To paraphrase Tom's examples, this usage of array indexes is more idiomatic...
s = "for finding the biggest of all the strings"
x_at = s.index("big")
y_at = s.index("the", x_at)
some = s[x_at:y_at]
print("GOT", some)
... than this, which the Python community would never adopt:
import re
s = "for finding the biggest of all the strings"
some = re.search("(big.*?)the", s).group(1)
print("GOT", some)
The first involves more logical actions indexing into the string. If those operations are both O(1) and correct, then that's not a serious problem, which is what justifies the Python 3.3+ design.
However, in terms of language design for handling Unicode strings, I prefer the tradeoffs of the second idiom: a single O(n) operation which is relatively easy to anticipate and plan for, rather than unpredictable memory blowups.

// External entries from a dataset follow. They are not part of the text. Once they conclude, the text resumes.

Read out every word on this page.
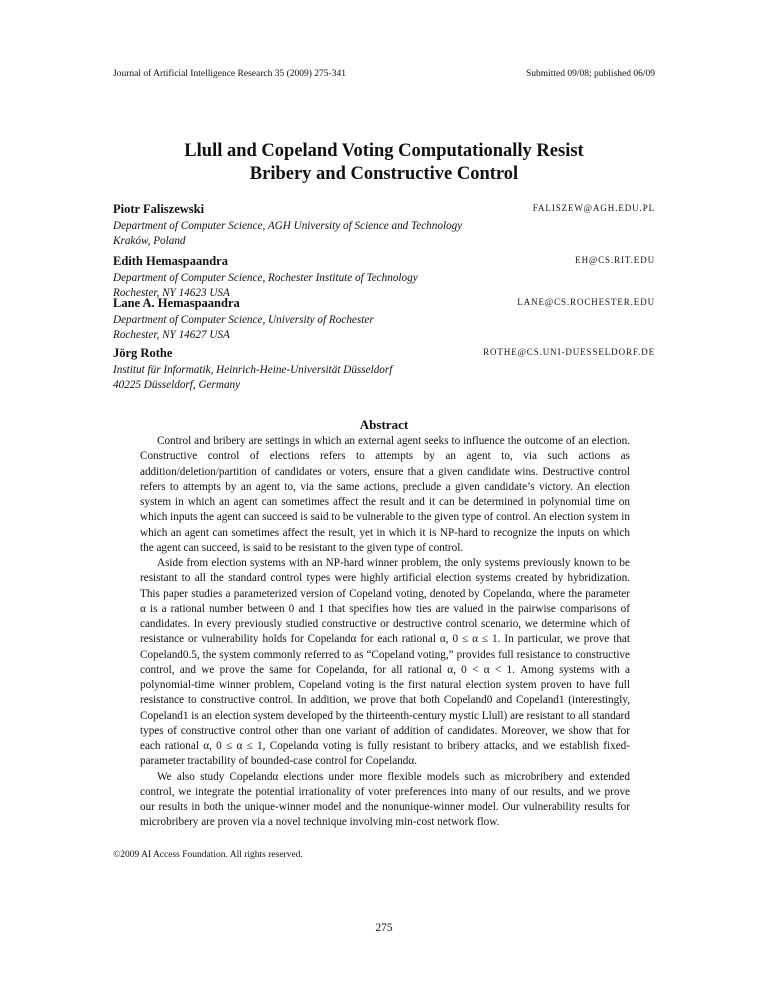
Journal of Artificial Intelligence Research 35 (2009) 275-341	Submitted 09/08; published 06/09
Llull and Copeland Voting Computationally Resist
Bribery and Constructive Control
Piotr Faliszewski	FALISZEW@AGH.EDU.PL
Department of Computer Science, AGH University of Science and Technology
Kraków, Poland
Edith Hemaspaandra	EH@CS.RIT.EDU
Department of Computer Science, Rochester Institute of Technology
Rochester, NY 14623 USA
Lane A. Hemaspaandra	LANE@CS.ROCHESTER.EDU
Department of Computer Science, University of Rochester
Rochester, NY 14627 USA
Jörg Rothe	ROTHE@CS.UNI-DUESSELDORF.DE
Institut für Informatik, Heinrich-Heine-Universität Düsseldorf
40225 Düsseldorf, Germany
Abstract

Control and bribery are settings in which an external agent seeks to influence the outcome of an election. Constructive control of elections refers to attempts by an agent to, via such actions as addition/deletion/partition of candidates or voters, ensure that a given candidate wins. Destructive control refers to attempts by an agent to, via the same actions, preclude a given candidate’s victory. An election system in which an agent can sometimes affect the result and it can be determined in polynomial time on which inputs the agent can succeed is said to be vulnerable to the given type of control. An election system in which an agent can sometimes affect the result, yet in which it is NP-hard to recognize the inputs on which the agent can succeed, is said to be resistant to the given type of control.

Aside from election systems with an NP-hard winner problem, the only systems previously known to be resistant to all the standard control types were highly artificial election systems created by hybridization. This paper studies a parameterized version of Copeland voting, denoted by Copelandα, where the parameter α is a rational number between 0 and 1 that specifies how ties are valued in the pairwise comparisons of candidates. In every previously studied constructive or destructive control scenario, we determine which of resistance or vulnerability holds for Copelandα for each rational α, 0 ≤ α ≤ 1. In particular, we prove that Copeland0.5, the system commonly referred to as “Copeland voting,” provides full resistance to constructive control, and we prove the same for Copelandα, for all rational α, 0 < α < 1. Among systems with a polynomial-time winner problem, Copeland voting is the first natural election system proven to have full resistance to constructive control. In addition, we prove that both Copeland0 and Copeland1 (interestingly, Copeland1 is an election system developed by the thirteenth-century mystic Llull) are resistant to all standard types of constructive control other than one variant of addition of candidates. Moreover, we show that for each rational α, 0 ≤ α ≤ 1, Copelandα voting is fully resistant to bribery attacks, and we establish fixed-parameter tractability of bounded-case control for Copelandα.

We also study Copelandα elections under more flexible models such as microbribery and extended control, we integrate the potential irrationality of voter preferences into many of our results, and we prove our results in both the unique-winner model and the nonunique-winner model. Our vulnerability results for microbribery are proven via a novel technique involving min-cost network flow.

©2009 AI Access Foundation. All rights reserved.
275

Array index syntax over variable width data is problematic
Which is why Python uses a solution that ensures fixed-width data. There's never a need to worry if a code point will extend over multiple code units of the internal storage model, because the way Python now handles strings ensures that won't happen.
I really think a lot of your problem with this is not actually with the string type, but with the existence of a string type. You want to talk in terms of bytes and indexes into arrays of bytes and iterating over bytes. But that's fundamentally not what a well-implemented string type should ever be, and Python has a bytes type for you (rather than a kinda-string-ish-sometimes type that's actually bytes and will blow up if you try to work with it as a string) if you really want to go there.
No, I believe that we need a string type to encapsulate Unicode, but that that it should encourage use of stream processing idioms and discourage random access idioms.
This gets all the benefits people usually want from "just use UTF-8", and then some -- strings containing only code points in the latin-1 range (not just the ASCII range) take one byte per code point -- and also keeps the property of code units being fixed width no matter what's in the string. Which means programmers don't have to deal with leaky abstractions that are all too common in languages that expose "Unicode" strings which are really byte sequences in some particular encoding of Unicode.